Evaluating Expressiveness: Need for better automatic metrics that go beyond BLEU—such as BLASER for text-free evaluation or direct comparison of eGeMAPS-based acoustic features.
Privacy, Security, and Regulation: Mitigating the risk of voice cloning misuse through frameworks like PVM, and evolving protocols as regulatory environments mature (Platnick et al., 18 Jul 2024).
Scalability and Efficiency: Expanding to broader language sets, multilingual directions, and further reducing resource and compute requirements, possibly integrating LLM-based chain-of-thought frameworks.
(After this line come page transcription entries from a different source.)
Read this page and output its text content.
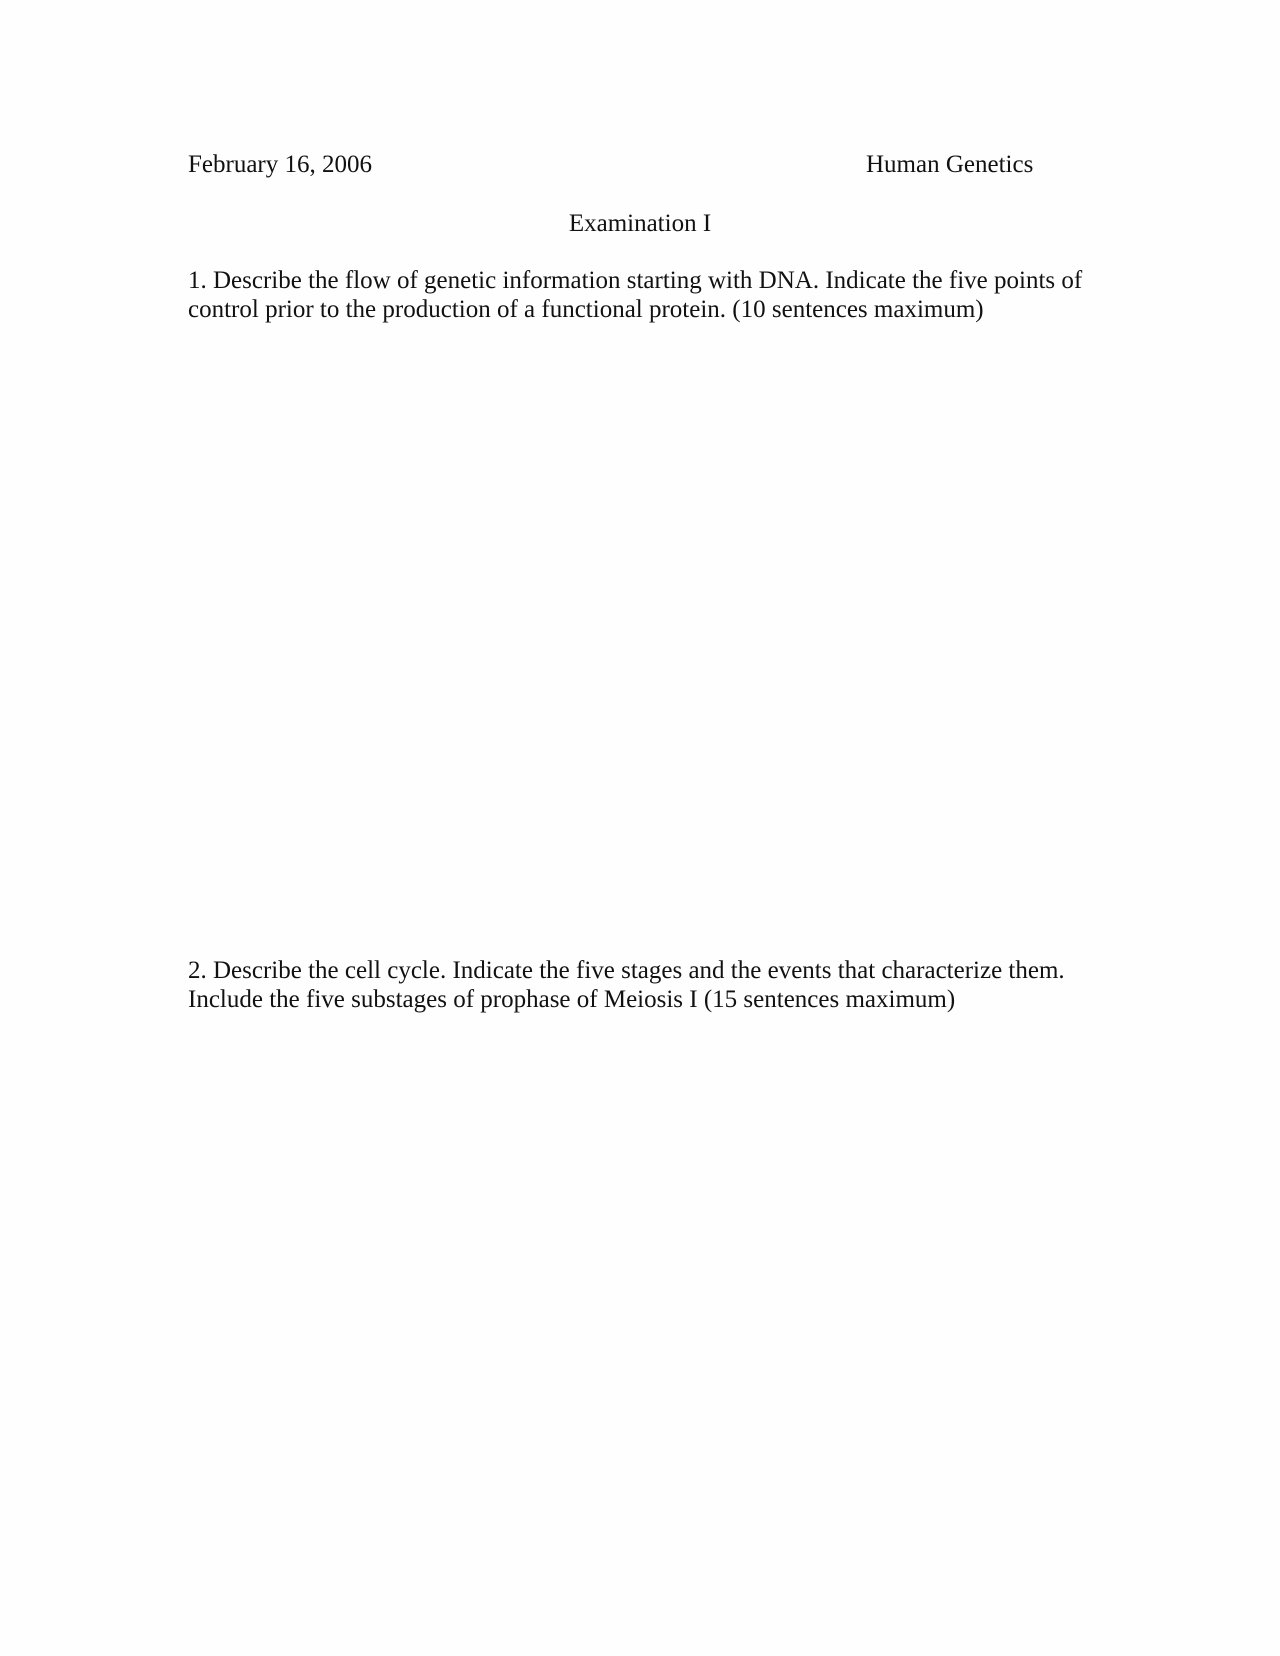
February 16, 2006	Human Genetics
Examination I

1. Describe the flow of genetic information starting with DNA. Indicate the five points of

control prior to the production of a functional protein. (10 sentences maximum)

2. Describe the cell cycle. Indicate the five stages and the events that characterize them.

Include the five substages of prophase of Meiosis I (15 sentences maximum)
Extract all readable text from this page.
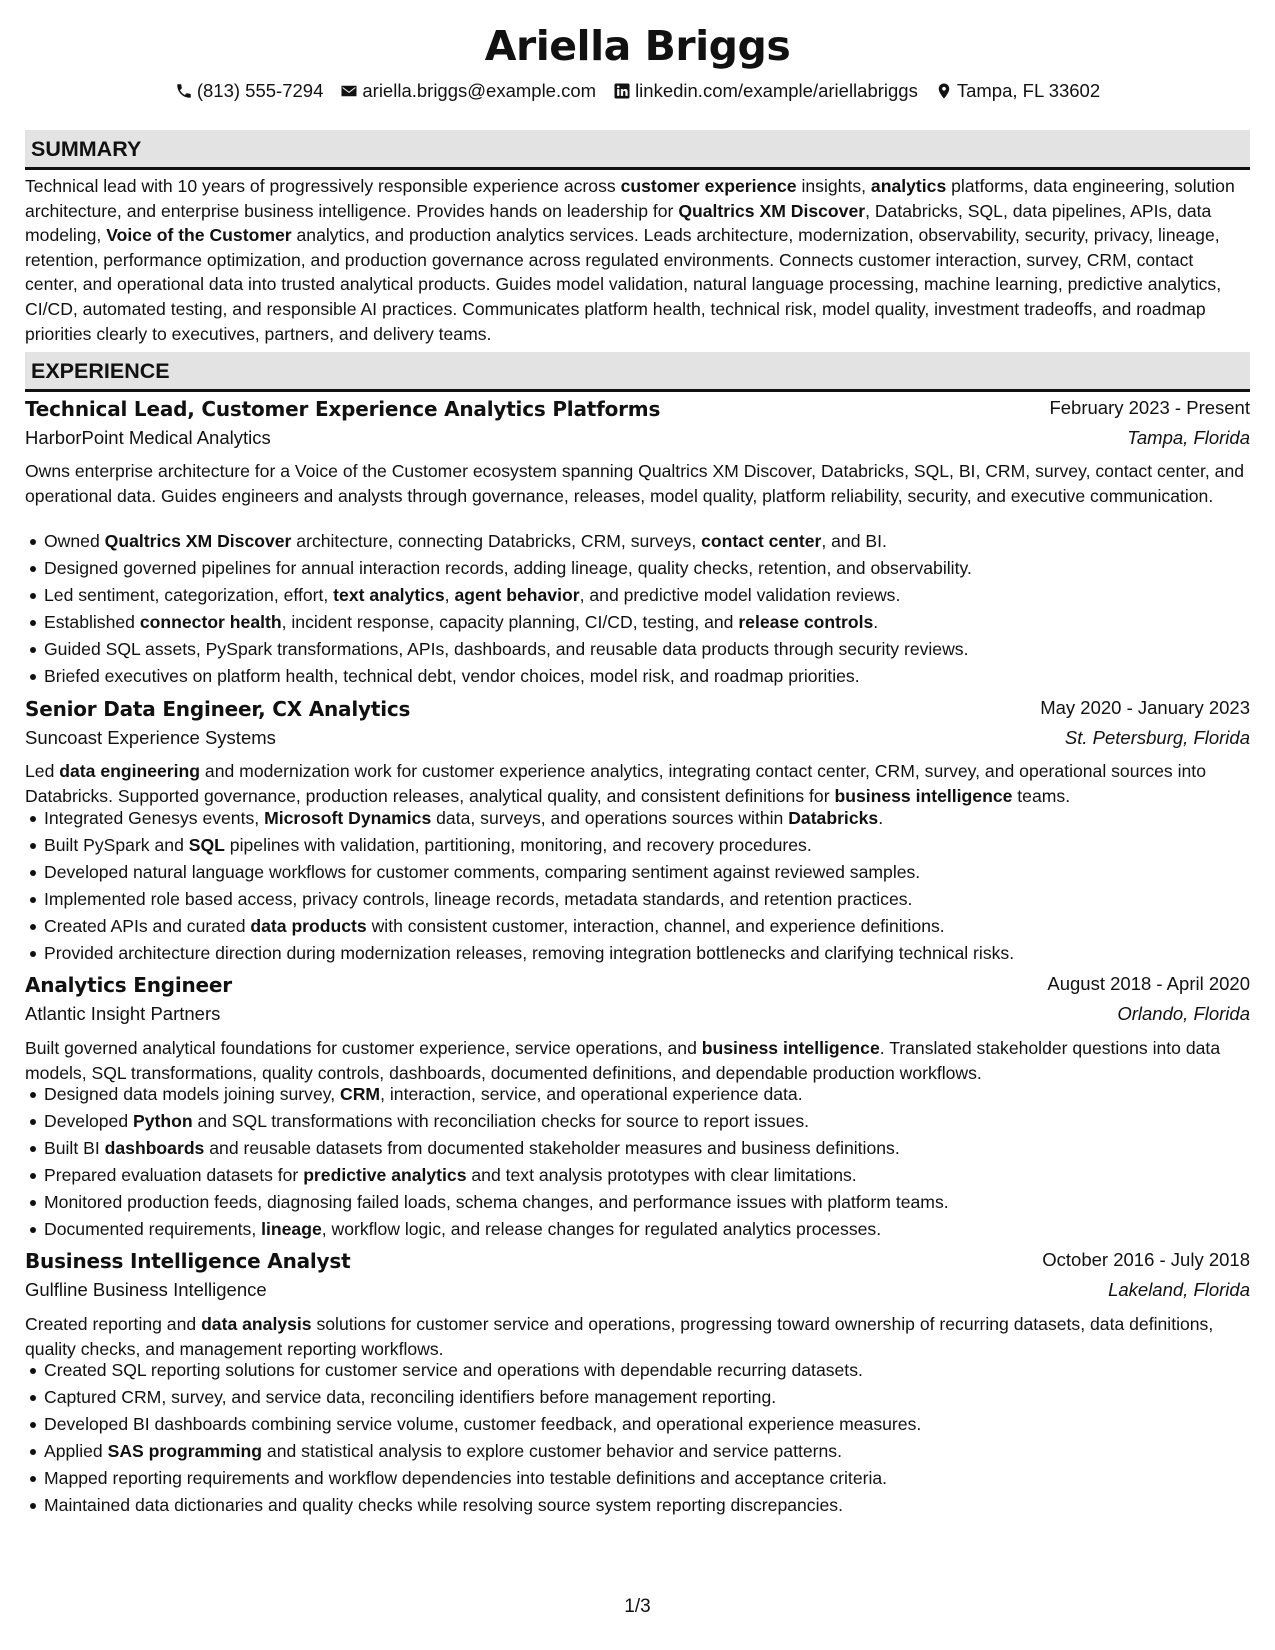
Ariella Briggs
(813) 555-7294 ariella.briggs@example.com linkedin.com/example/ariellabriggs Tampa, FL 33602
SUMMARY
Technical lead with 10 years of progressively responsible experience across customer experience insights, analytics platforms, data engineering, solution architecture, and enterprise business intelligence. Provides hands on leadership for Qualtrics XM Discover, Databricks, SQL, data pipelines, APIs, data modeling, Voice of the Customer analytics, and production analytics services. Leads architecture, modernization, observability, security, privacy, lineage, retention, performance optimization, and production governance across regulated environments. Connects customer interaction, survey, CRM, contact center, and operational data into trusted analytical products. Guides model validation, natural language processing, machine learning, predictive analytics, CI/CD, automated testing, and responsible AI practices. Communicates platform health, technical risk, model quality, investment tradeoffs, and roadmap priorities clearly to executives, partners, and delivery teams.
EXPERIENCE
Technical Lead, Customer Experience Analytics Platforms	February 2023 - Present
HarborPoint Medical Analytics	Tampa, Florida
Owns enterprise architecture for a Voice of the Customer ecosystem spanning Qualtrics XM Discover, Databricks, SQL, BI, CRM, survey, contact center, and operational data. Guides engineers and analysts through governance, releases, model quality, platform reliability, security, and executive communication.
Owned Qualtrics XM Discover architecture, connecting Databricks, CRM, surveys, contact center, and BI.
Designed governed pipelines for annual interaction records, adding lineage, quality checks, retention, and observability.
Led sentiment, categorization, effort, text analytics, agent behavior, and predictive model validation reviews.
Established connector health, incident response, capacity planning, CI/CD, testing, and release controls.
Guided SQL assets, PySpark transformations, APIs, dashboards, and reusable data products through security reviews.
Briefed executives on platform health, technical debt, vendor choices, model risk, and roadmap priorities.
Senior Data Engineer, CX Analytics	May 2020 - January 2023
Suncoast Experience Systems	St. Petersburg, Florida
Led data engineering and modernization work for customer experience analytics, integrating contact center, CRM, survey, and operational sources into Databricks. Supported governance, production releases, analytical quality, and consistent definitions for business intelligence teams.
Integrated Genesys events, Microsoft Dynamics data, surveys, and operations sources within Databricks.
Built PySpark and SQL pipelines with validation, partitioning, monitoring, and recovery procedures.
Developed natural language workflows for customer comments, comparing sentiment against reviewed samples.
Implemented role based access, privacy controls, lineage records, metadata standards, and retention practices.
Created APIs and curated data products with consistent customer, interaction, channel, and experience definitions.
Provided architecture direction during modernization releases, removing integration bottlenecks and clarifying technical risks.
Analytics Engineer	August 2018 - April 2020
Atlantic Insight Partners	Orlando, Florida
Built governed analytical foundations for customer experience, service operations, and business intelligence. Translated stakeholder questions into data models, SQL transformations, quality controls, dashboards, documented definitions, and dependable production workflows.
Designed data models joining survey, CRM, interaction, service, and operational experience data.
Developed Python and SQL transformations with reconciliation checks for source to report issues.
Built BI dashboards and reusable datasets from documented stakeholder measures and business definitions.
Prepared evaluation datasets for predictive analytics and text analysis prototypes with clear limitations.
Monitored production feeds, diagnosing failed loads, schema changes, and performance issues with platform teams.
Documented requirements, lineage, workflow logic, and release changes for regulated analytics processes.
Business Intelligence Analyst	October 2016 - July 2018
Gulfline Business Intelligence	Lakeland, Florida
Created reporting and data analysis solutions for customer service and operations, progressing toward ownership of recurring datasets, data definitions, quality checks, and management reporting workflows.
Created SQL reporting solutions for customer service and operations with dependable recurring datasets.
Captured CRM, survey, and service data, reconciling identifiers before management reporting.
Developed BI dashboards combining service volume, customer feedback, and operational experience measures.
Applied SAS programming and statistical analysis to explore customer behavior and service patterns.
Mapped reporting requirements and workflow dependencies into testable definitions and acceptance criteria.
Maintained data dictionaries and quality checks while resolving source system reporting discrepancies.
1/3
Table: Expressive S2ST System Types and Key Features

System Type	Expressivity Mechanism	Representative Papers
Seq2Seq Spectrogram-based (direct)	Speaker encoder, auxiliary phonemes	(Jia et al., 2019, Jia et al., 2021)
Discrete Unit/Unit-based (textless)	Prosody/pitch/style token conditioning	(Popuri et al., 2022, Min et al., 1 Feb 2025)
Chain-of-Thought Prompted LLM	Stagewise semantic+style reasoning	(Gong et al., 30 May 2024, Cheng et al., 25 Sep 2025)
Diffusion-based Joint S2ST	Conditional diffusion, accent adaptation	(Mishra et al., 4 May 2025)
Cascaded Regulated (PVM)	Feature-matched preset-voices	(Platnick et al., 18 Jul 2024)

7. Conclusion

Expressive speech-to-speech translation stands at the intersection of advances in end-to-end neural modeling, self-supervised representation learning, and cross-modal prompt engineering. With increasingly unified architectures, scalable expressive datasets, and innovative training regimens (e.g., chain-of-thought and interleaved text–speech adaptation), modern systems are closing the quality and fidelity gap with cascade pipelines while preserving paralinguistic content. Challenges in data resource availability, robust evaluation, and privacy regulation remain areas of active research, but the field has begun to deliver solutions poised for adoption in high-impact, real-world applications.